"Wanted, a cook."
"Wanted, a good plain cook."
"Wanted, a footman."
"Wanted, a footman."
A companionship, then, is what has been decided upon as the vocation to which Esther is best suited: it requires neither French nor German, neither astronomy nor the use of the globes: it demands only a patience out-Jobing Job, a meekness out-Mosesing Moses, a capacity for eating dirt greater than that of any parvenu struggling into society, health and spirits more aggressively strong than a schoolboy's, and a pliability greater than an osier's. These qualities being supposed to be more quickly acquirable than music, drawing, and languages, Esther has decided upon entering on the office that will call for the exercise of them all.
Besides the printed advertisement above quoted, Mrs. Brandon has been advertising largely in private, by means of many long-winded epistles; has been seeking far and wide among the circle of her acquaintance for some grey maid, wife, or widow, in the tending of whose haggard, peevish age Esther may waste her sweet, ripe youth, unassailed by wicked men, in safe, respectable misery. And meanwhile Esther waits—waits through the fog-shrouded, sun-forgotten November days, through the eternal black November nights,—waits, straying lonely along the steaming tree-caverned wood-paths—the solemn charnels of the dead summer nations of leaves and flowers.

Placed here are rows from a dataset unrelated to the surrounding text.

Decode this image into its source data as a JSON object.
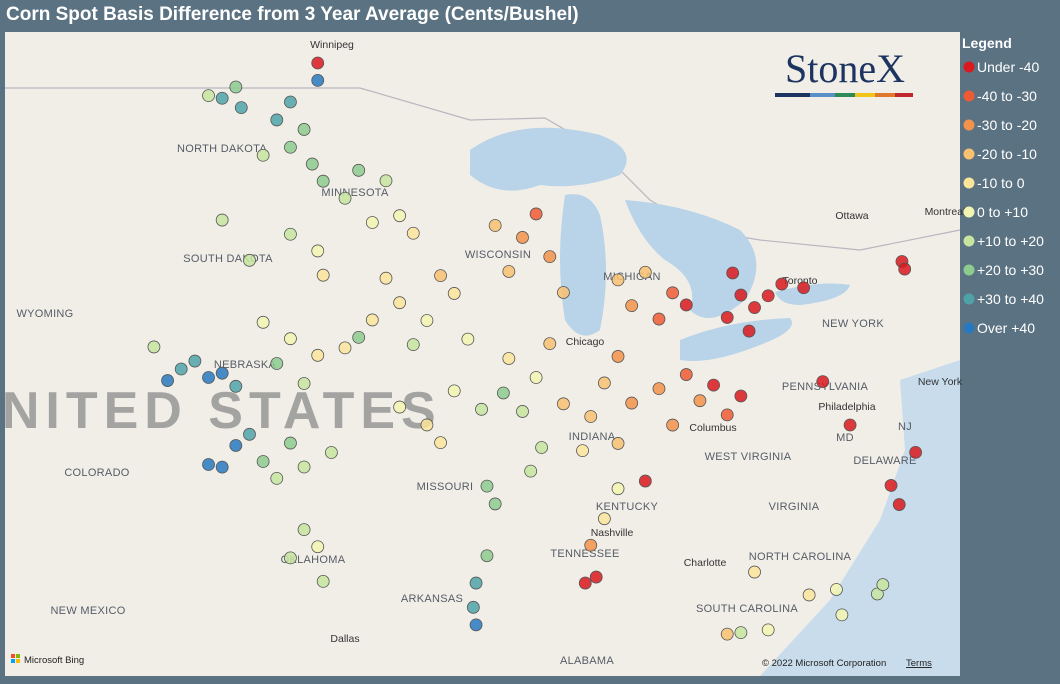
{
  "header": {
    "title": "Corn Spot Basis Difference from 3 Year Average (Cents/Bushel)"
  },
  "logo": "StoneX",
  "legend": {
    "title": "Legend",
    "items": [
      {
        "label": "Under -40",
        "color": "#d9191f"
      },
      {
        "label": "-40 to -30",
        "color": "#ee5a35"
      },
      {
        "label": "-30 to -20",
        "color": "#f3924b"
      },
      {
        "label": "-20 to -10",
        "color": "#f8c171"
      },
      {
        "label": "-10 to 0",
        "color": "#fbe59b"
      },
      {
        "label": "0 to +10",
        "color": "#f3f4b2"
      },
      {
        "label": "+10 to +20",
        "color": "#c7e5a0"
      },
      {
        "label": "+20 to +30",
        "color": "#8dcb8f"
      },
      {
        "label": "+30 to +40",
        "color": "#4fa3a8"
      },
      {
        "label": "Over +40",
        "color": "#2878c0"
      }
    ]
  },
  "map": {
    "labels": [
      "Winnipeg",
      "NORTH DAKOTA",
      "MINNESOTA",
      "SOUTH DAKOTA",
      "WYOMING",
      "NEBRASKA",
      "UNITED STATES",
      "COLORADO",
      "MISSOURI",
      "OKLAHOMA",
      "NEW MEXICO",
      "ARKANSAS",
      "Dallas",
      "ALABAMA",
      "TENNESSEE",
      "Nashville",
      "KENTUCKY",
      "WEST VIRGINIA",
      "VIRGINIA",
      "NORTH CAROLINA",
      "SOUTH CAROLINA",
      "Charlotte",
      "Columbus",
      "PENNSYLVANIA",
      "Philadelphia",
      "NEW YORK",
      "Toronto",
      "Ottawa",
      "Montreal",
      "MD",
      "DELAWARE",
      "NJ",
      "New York",
      "Chicago",
      "MICHIGAN",
      "WISCONSIN",
      "INDIANA"
    ],
    "points": [
      [
        -100.5,
        48.5,
        8
      ],
      [
        -99.8,
        48.2,
        8
      ],
      [
        -98.5,
        47.8,
        8
      ],
      [
        -97.5,
        47.5,
        7
      ],
      [
        -98,
        47,
        7
      ],
      [
        -99,
        46.8,
        6
      ],
      [
        -97.2,
        46.5,
        7
      ],
      [
        -96.8,
        46,
        7
      ],
      [
        -100,
        48.8,
        7
      ],
      [
        -101,
        48.6,
        6
      ],
      [
        -97,
        48.9,
        9
      ],
      [
        -98,
        48.3,
        8
      ],
      [
        -96,
        45.5,
        6
      ],
      [
        -95,
        44.8,
        5
      ],
      [
        -94,
        45,
        5
      ],
      [
        -93.5,
        44.5,
        4
      ],
      [
        -95.5,
        46.3,
        7
      ],
      [
        -94.5,
        46,
        6
      ],
      [
        -98,
        44.5,
        6
      ],
      [
        -97,
        44,
        5
      ],
      [
        -99.5,
        43.8,
        6
      ],
      [
        -100.5,
        45,
        6
      ],
      [
        -96.8,
        43.3,
        4
      ],
      [
        -101.5,
        41,
        8
      ],
      [
        -102,
        40.8,
        8
      ],
      [
        -101,
        40.5,
        9
      ],
      [
        -100.5,
        40.6,
        9
      ],
      [
        -100,
        40.2,
        8
      ],
      [
        -103,
        41.5,
        6
      ],
      [
        -102.5,
        40.5,
        9
      ],
      [
        -98,
        41.5,
        5
      ],
      [
        -97,
        41,
        4
      ],
      [
        -96,
        41.2,
        4
      ],
      [
        -98.5,
        40.8,
        7
      ],
      [
        -97.5,
        40.2,
        6
      ],
      [
        -99,
        42,
        5
      ],
      [
        -100,
        38.5,
        9
      ],
      [
        -99.5,
        38.8,
        8
      ],
      [
        -99,
        38,
        7
      ],
      [
        -98,
        38.5,
        7
      ],
      [
        -97.5,
        37.8,
        6
      ],
      [
        -98.5,
        37.5,
        6
      ],
      [
        -96.5,
        38.2,
        6
      ],
      [
        -100.5,
        37.9,
        9
      ],
      [
        -101,
        38,
        9
      ],
      [
        -97.5,
        36,
        6
      ],
      [
        -97,
        35.5,
        5
      ],
      [
        -98,
        35.2,
        6
      ],
      [
        -96.8,
        34.5,
        6
      ],
      [
        -95,
        42,
        4
      ],
      [
        -94,
        42.5,
        4
      ],
      [
        -93,
        42,
        5
      ],
      [
        -92,
        42.8,
        4
      ],
      [
        -91.5,
        41.5,
        5
      ],
      [
        -93.5,
        41.3,
        6
      ],
      [
        -95.5,
        41.5,
        7
      ],
      [
        -94.5,
        43.2,
        4
      ],
      [
        -92.5,
        43.3,
        3
      ],
      [
        -90,
        43.5,
        3
      ],
      [
        -89.5,
        44.5,
        2
      ],
      [
        -88.5,
        44,
        2
      ],
      [
        -90.5,
        44.8,
        3
      ],
      [
        -89,
        45.2,
        1
      ],
      [
        -88,
        43,
        3
      ],
      [
        -94,
        39.5,
        5
      ],
      [
        -93,
        39,
        4
      ],
      [
        -92,
        40,
        5
      ],
      [
        -91,
        39.5,
        6
      ],
      [
        -92.5,
        38.5,
        4
      ],
      [
        -90.8,
        37.3,
        7
      ],
      [
        -90.5,
        36.8,
        7
      ],
      [
        -90,
        41,
        4
      ],
      [
        -89,
        40.5,
        5
      ],
      [
        -88.5,
        41.5,
        3
      ],
      [
        -89.5,
        39.5,
        6
      ],
      [
        -88,
        39.8,
        3
      ],
      [
        -88.8,
        38.5,
        6
      ],
      [
        -89.2,
        37.8,
        6
      ],
      [
        -90.2,
        40,
        7
      ],
      [
        -86.5,
        40.5,
        3
      ],
      [
        -87,
        39.5,
        3
      ],
      [
        -85.5,
        40,
        2
      ],
      [
        -86,
        41.3,
        2
      ],
      [
        -87.3,
        38.5,
        4
      ],
      [
        -86,
        38.8,
        3
      ],
      [
        -84.5,
        40.5,
        2
      ],
      [
        -83.5,
        41,
        1
      ],
      [
        -83,
        40.3,
        2
      ],
      [
        -82.5,
        40.8,
        0
      ],
      [
        -84,
        39.5,
        2
      ],
      [
        -82,
        40,
        1
      ],
      [
        -81.5,
        40.6,
        0
      ],
      [
        -84.5,
        42.5,
        1
      ],
      [
        -85.5,
        42.8,
        2
      ],
      [
        -83.5,
        43,
        0
      ],
      [
        -84,
        43.3,
        1
      ],
      [
        -86,
        43.5,
        3
      ],
      [
        -85,
        43.8,
        3
      ],
      [
        -81.5,
        43.5,
        0
      ],
      [
        -81,
        43.2,
        0
      ],
      [
        -80.5,
        43.6,
        0
      ],
      [
        -82,
        42.8,
        0
      ],
      [
        -81.2,
        42.5,
        0
      ],
      [
        -80,
        44,
        0
      ],
      [
        -79.2,
        44,
        0
      ],
      [
        -75.6,
        45.3,
        0
      ],
      [
        -75.5,
        45.1,
        0
      ],
      [
        -81.8,
        44.1,
        0
      ],
      [
        -77.5,
        40.3,
        0
      ],
      [
        -75.1,
        39.9,
        0
      ],
      [
        -76,
        38.8,
        0
      ],
      [
        -75.7,
        38.3,
        0
      ],
      [
        -78.5,
        41.4,
        0
      ],
      [
        -86.5,
        36.6,
        4
      ],
      [
        -87,
        35.8,
        2
      ],
      [
        -86.8,
        34.9,
        0
      ],
      [
        -87.2,
        34.7,
        0
      ],
      [
        -85,
        37.8,
        0
      ],
      [
        -86,
        37.5,
        5
      ],
      [
        -78,
        35.5,
        5
      ],
      [
        -77.8,
        34.8,
        5
      ],
      [
        -79,
        35.2,
        4
      ],
      [
        -81,
        35.6,
        4
      ],
      [
        -80.5,
        34,
        5
      ],
      [
        -81.5,
        33.8,
        6
      ],
      [
        -82,
        33.7,
        3
      ],
      [
        -76.5,
        35.6,
        6
      ],
      [
        -76.3,
        35.9,
        6
      ],
      [
        -90.8,
        35.3,
        7
      ],
      [
        -91.2,
        34.5,
        8
      ],
      [
        -91.3,
        33.8,
        8
      ],
      [
        -91.2,
        33.3,
        9
      ],
      [
        -97,
        49.4,
        0
      ]
    ]
  },
  "footer": {
    "brand": "Microsoft Bing",
    "copyright": "© 2022 Microsoft Corporation",
    "terms": "Terms"
  }
}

Preachers are fond of drawing a parallel between us and those forest leaves; telling us that, as in the autumn they fall, rot, are dissolved, and mingle together, stamped down and shapeless, in brown confusion, and yet in the spring come forth again, fresh as ever; so shall we—who, in our autumn, die, rot, and are not—come forth again in our distant spring, in lordly beauty and gladness. So speaking, whether thinkingly or unthinkingly, they equivocate—they lie! It is not the same leaves that reappear; others like them burst from their sappy buds, and burgeon in the "green-haired woods;" but not they—not they! They stir not, nor is there any movement among the sodden earth-mass that was them. If the parallel be complete, others like us—others as good, as fair, as we! but yet not we—other than us, shall break forth in lusty youth, in their strong May-time; but we shall rot on!
"Oh touching, patient earth,
That weepest in thy glee;
Whom God created very good,
And very mournful we!"
how much longer can you bear the weight of all your dead children, that lie so heavy on your mother breast!